Is your organization prepared for the era of artificial intelligence, or AI? It is an acronym that is on many minds and questions abound: What can we accomplish with AI? How can we integrate it into our operations? Where do we even begin?
Answers to these questions can vary depending on your organization’s specific objectives. While the journey may seem daunting, particularly for smaller enterprises or startups, it all starts with a single crucial step: data. Clean, accessible, and organized data lays the foundation for successful implementations of AI, machine learning, data science, and predictive analytics.
A quick Google search reveals that data scientists can spend a sizable portion of their time cleaning data. Estimates vary, with some sources suggesting up to 80%. Regardless of the exact figure, it is universally acknowledged that these valuable experts often dedicate too much time to mundane data cleaning tasks.
When data science teams have access to reliable, organized, and governed data it unlocks so much more potential for innovation. This is where Grandview Analytics can help.
Grandview Analytics consultants have solved some of the most challenging and complex data transformation initiatives in the investments industry.
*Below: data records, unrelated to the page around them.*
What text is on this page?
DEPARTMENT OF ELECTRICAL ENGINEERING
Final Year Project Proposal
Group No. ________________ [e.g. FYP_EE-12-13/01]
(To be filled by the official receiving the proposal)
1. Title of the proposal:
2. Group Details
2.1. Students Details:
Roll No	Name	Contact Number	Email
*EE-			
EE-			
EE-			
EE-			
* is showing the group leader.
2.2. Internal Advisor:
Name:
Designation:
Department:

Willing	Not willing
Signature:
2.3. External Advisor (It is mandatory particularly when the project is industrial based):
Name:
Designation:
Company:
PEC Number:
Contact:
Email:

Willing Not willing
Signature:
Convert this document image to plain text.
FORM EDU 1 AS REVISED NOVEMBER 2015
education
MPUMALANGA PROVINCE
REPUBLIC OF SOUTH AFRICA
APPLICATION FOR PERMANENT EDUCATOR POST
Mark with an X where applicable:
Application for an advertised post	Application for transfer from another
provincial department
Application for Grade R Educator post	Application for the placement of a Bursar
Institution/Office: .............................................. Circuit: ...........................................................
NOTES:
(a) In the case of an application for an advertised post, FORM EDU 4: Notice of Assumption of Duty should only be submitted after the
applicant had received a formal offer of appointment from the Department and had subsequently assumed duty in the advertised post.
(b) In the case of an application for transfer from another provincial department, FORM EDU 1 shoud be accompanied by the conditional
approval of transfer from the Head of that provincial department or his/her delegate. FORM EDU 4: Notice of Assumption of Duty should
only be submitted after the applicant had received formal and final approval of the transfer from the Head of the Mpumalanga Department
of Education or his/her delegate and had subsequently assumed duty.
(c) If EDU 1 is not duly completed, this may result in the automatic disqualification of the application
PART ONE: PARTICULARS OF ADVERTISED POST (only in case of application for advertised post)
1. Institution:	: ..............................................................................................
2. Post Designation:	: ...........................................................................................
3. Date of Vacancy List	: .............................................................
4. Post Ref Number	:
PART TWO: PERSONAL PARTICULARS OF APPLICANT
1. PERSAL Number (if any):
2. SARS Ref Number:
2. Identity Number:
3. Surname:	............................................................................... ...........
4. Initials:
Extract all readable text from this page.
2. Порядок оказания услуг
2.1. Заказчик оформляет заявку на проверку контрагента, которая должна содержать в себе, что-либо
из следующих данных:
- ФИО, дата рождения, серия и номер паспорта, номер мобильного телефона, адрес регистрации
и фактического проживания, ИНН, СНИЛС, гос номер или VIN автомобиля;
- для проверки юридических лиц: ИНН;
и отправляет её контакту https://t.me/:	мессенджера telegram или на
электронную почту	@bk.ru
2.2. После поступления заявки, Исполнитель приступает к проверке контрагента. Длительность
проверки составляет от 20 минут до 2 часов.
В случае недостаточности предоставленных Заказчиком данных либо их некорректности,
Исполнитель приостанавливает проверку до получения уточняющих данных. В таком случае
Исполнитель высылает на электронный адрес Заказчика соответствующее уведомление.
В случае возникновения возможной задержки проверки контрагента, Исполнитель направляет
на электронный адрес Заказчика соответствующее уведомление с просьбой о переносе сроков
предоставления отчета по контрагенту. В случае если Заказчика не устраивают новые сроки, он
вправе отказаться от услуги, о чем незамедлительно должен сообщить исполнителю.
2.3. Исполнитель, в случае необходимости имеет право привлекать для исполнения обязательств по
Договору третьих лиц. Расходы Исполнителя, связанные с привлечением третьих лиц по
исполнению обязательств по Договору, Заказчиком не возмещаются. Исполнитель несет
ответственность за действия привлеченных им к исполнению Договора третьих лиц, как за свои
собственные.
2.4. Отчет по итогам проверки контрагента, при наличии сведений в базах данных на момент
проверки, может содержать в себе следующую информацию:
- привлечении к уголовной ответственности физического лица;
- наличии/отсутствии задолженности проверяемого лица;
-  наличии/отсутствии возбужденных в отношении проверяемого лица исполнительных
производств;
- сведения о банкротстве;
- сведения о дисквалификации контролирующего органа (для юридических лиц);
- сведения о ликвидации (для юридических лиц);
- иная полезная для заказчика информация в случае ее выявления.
This experience can be leveraged to help you prepare for the deployment of AI tools and capabilities. Whether you seek to deploy AI to support front, middle, or back-office activities, you cannot be successful without solving some of the fundamental data challenges that we routinely help our clients conquer. Below, we highlight some foundational building blocks where our expertise will help with your AI preparedness.
- Unified Data Ecosystem: Our clients often initially struggle to harmonize various internal, external, and market data sources into a single cohesive data set. One data element might be in one database, the next is in another, and a third is duplicated across other locations. This is a frequent issue, and Grandview routinely brings order to this chaos for our clients. We have worked with asset managers, insurance companies, stock exchanges and others to develop roadmaps and build solutions that migrate and consolidate data to provide a consistent supply of high-quality information that can be used to train AI models more effectively.
- Controls Framework: Imagine two business units: Business units A and B. Both put together reports for a client that contain some overlapping data points…but the values are different. Not a good look, and something that may be difficult to recover from. The client may always question whether you provide them with accurate information, or if your team is competent enough to be trusted. Grandview data management experts have thousands of hours of combined experience deploying data governance controls, business rules, data quality checks, and supporting workflows. We work with our clients to define the desired state of their data and execute initiatives to deliver it. We will help you build the necessary controls to ensure your data is transparent and auditable, and that rules and guidelines for handling sensitive data are followed, which helps build trust in AI models and the output they deliver.
- Data Cataloging: Data can be all over your organization. It can be structured, or unstructured. It can come from APIs, flat files, web/document scraping, etc. Without good organization, definitions, and tagging of meta data points, it is bound to get lost, or worse, inappropriately used. We have helped clients boil their complex datasets down to a lone source of truth for critical data points, reducing the time it takes to find what you are looking for. The rollout of AI will depend on your data being searchable and organized. Without it, your AI models may ingest incorrect data and yield unanticipated results.
- Data Platforms: AI operates on substantial amounts of data; all being effectively channeled to various models. Asset managers must invest in platforms to handle these demands. Those platforms should be seamless extensions of current data capabilities and integrated into regular workflows. A proper platform will empower innovators to iterate on their models and leverage computing power on demand. Grandview Analytics has deep experience helping our clients make informed decisions on the right technologies to deploy for the needs of tomorrow, not just the use cases of today.